6. Die SPÖ hat in vielfacher Hinsicht hart daran gearbeitet, jegliche Illusion in der Avantgarde über ihre Flüchtlings- und MigrantInnenpolitik zu zerstören. Auch wenn die SPÖ nicht den von der ÖVP aufgeworfenen Begriff der „Obergrenze“ für die Zahl der Flüchtlinge aufgegriffen hat, sondern von einem „Richtwert“ spricht, so ist selbst für die obersten Bürokraten der SPÖ klar, dass es da keinen wirklichen Unterschied gibt. Entsprechend haben Sonja Wehsely, Sandra Frauenberger und Renate Brauner den Kurswechsel der SPÖ kritisiert. Darüberhinaus plant die SPÖ die „Residenzpflicht“ für Flüchtlinge, die eine extrem rückschrittliche Maßnahme ist. Ganz zu schweigen davon, dass ein Faymann die ÖVP-Politikerin Mikl-Leitner für ihre harte Asylpolitik in den Himmel gelobt hat und sie dafür sogar mit Blumen beschenkte. Selbst Häupl, der das Gesicht des Wiener Wahlkampfs gewesen ist hat Anfang dieses Jahres klar gemacht, dass Flüchtlinge verpflichtet werden müssen Deutschkurse zu besuchen oder sonst harte Strafen notwendig sind. Da er Geldstrafen für eine Illusion halte, sind die Strafen durch das Asylverfahren zu ziehen. Eine absolute Neuheit für Wien, da bisher der Besuch des Deutschkurses auf offiziell freiwilliger Grundlage stand. Geschweige denn der Ruf der Wiener SPÖ nach Abschiebeabkommen mit anderen Ländern und dem Aufstocken der Polizei. Real hat die SPÖ schon längst in Zusammenarbeit mit der ÖVP an den Grenzen härtere Kontrollen eingeführt bei denen auch auf Verdacht auf „Wirtschaftsflüchtlinge“ (und das sind alle, die dem eingeschränkten Verständnis der Grenzbeamten nach nicht aus Kriegsgebieten kommen) diese gar nicht erst ins Land gelassen werden. Aus all diesen Gründen hat der Wahlkampf des SPÖ-Kandidaten Hundstorfer auch nichts mehr mit einer angeblichen Solidarität mit Flüchtlingen zu tun.

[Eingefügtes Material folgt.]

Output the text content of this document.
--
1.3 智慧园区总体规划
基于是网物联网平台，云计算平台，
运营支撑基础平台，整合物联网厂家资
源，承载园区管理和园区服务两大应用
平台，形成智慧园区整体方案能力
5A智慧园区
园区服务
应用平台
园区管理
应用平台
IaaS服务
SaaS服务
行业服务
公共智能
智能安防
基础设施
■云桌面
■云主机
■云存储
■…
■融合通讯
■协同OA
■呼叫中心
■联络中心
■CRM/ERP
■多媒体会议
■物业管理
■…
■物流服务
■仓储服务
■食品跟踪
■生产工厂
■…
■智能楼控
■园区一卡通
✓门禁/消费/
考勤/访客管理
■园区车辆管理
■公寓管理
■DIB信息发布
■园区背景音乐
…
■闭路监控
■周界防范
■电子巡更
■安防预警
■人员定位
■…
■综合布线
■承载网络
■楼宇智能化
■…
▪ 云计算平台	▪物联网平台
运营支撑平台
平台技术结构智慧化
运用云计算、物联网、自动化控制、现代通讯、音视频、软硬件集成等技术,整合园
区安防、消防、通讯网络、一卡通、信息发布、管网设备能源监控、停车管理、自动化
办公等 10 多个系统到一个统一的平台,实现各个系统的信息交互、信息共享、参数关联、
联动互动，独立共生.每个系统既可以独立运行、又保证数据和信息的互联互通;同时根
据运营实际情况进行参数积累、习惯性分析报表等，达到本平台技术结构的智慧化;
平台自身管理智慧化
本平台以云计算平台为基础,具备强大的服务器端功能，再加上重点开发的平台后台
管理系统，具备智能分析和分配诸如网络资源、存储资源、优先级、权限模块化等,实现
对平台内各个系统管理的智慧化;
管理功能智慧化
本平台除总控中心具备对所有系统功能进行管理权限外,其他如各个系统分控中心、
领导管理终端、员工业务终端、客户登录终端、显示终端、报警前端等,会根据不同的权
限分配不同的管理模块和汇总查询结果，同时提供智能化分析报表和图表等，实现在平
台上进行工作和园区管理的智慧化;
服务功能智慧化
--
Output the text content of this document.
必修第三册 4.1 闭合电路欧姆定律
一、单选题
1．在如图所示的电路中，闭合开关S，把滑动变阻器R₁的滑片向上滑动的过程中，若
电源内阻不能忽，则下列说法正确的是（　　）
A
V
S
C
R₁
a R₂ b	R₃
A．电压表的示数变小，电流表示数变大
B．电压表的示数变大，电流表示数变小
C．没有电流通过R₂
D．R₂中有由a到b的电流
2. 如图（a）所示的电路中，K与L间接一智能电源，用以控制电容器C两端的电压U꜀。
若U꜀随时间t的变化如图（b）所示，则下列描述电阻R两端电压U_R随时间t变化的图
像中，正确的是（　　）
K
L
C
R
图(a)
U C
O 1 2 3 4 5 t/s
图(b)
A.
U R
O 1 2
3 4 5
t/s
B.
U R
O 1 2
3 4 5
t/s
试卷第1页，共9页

7. Die größte Gefahr bei diesen Wahlen sehen viele klassenbewusste Arbeiterinnen und Arbeiter richtigerweise in einem potentiellen Sieg von Norbert Hofer. Tatsächlich wäre ein von der FPÖ gestellter Bundespräsident ein massiver Push für die Rechtspopulisten. Dieser kann nur durch Massenmobilisierungen auf der Straße verhindert werden. Spätestens wenn ein Hofer in die Stichwahl kommt, muss von Seiten der organisierten ArbeiterInnenbewegung eine Welle an Protesten, Demonstrationen und Streiks organisiert werden. Solche Proteste müssen unbedingt zentral organisiert werden von Gewerkschaften, fortschrittlichen Organisationen sowie – auf gleichberechtigter Grundlage – den fortschrittlichen Migrantencommunities, besonders denen aus den Heimatländern der Flüchtlinge (Afghanistan, Syrien, Ägypten, Palästina, Irak, etc.) und den größten hier lebenden Migrantengruppen (türkischen, bosnischen/kroatischen/serbischen, polnischen, etc.). Massenmobilisierungen auf der Straße müssen sich dabei sowohl gegen Rassismus als auch gegen die kapitalistische Krise und ihr Auswälzen auf dem Rücken unserer Klasse richten. Dazu gehört auch die Stimmung, die derzeit gegen den korrupten Kapitalismus auf Grundlage der Panama-Papers stark geworden ist für die Mobilisierung zu nützen. Solche Proteste können einen Hofer als Bundespräsident verhindern.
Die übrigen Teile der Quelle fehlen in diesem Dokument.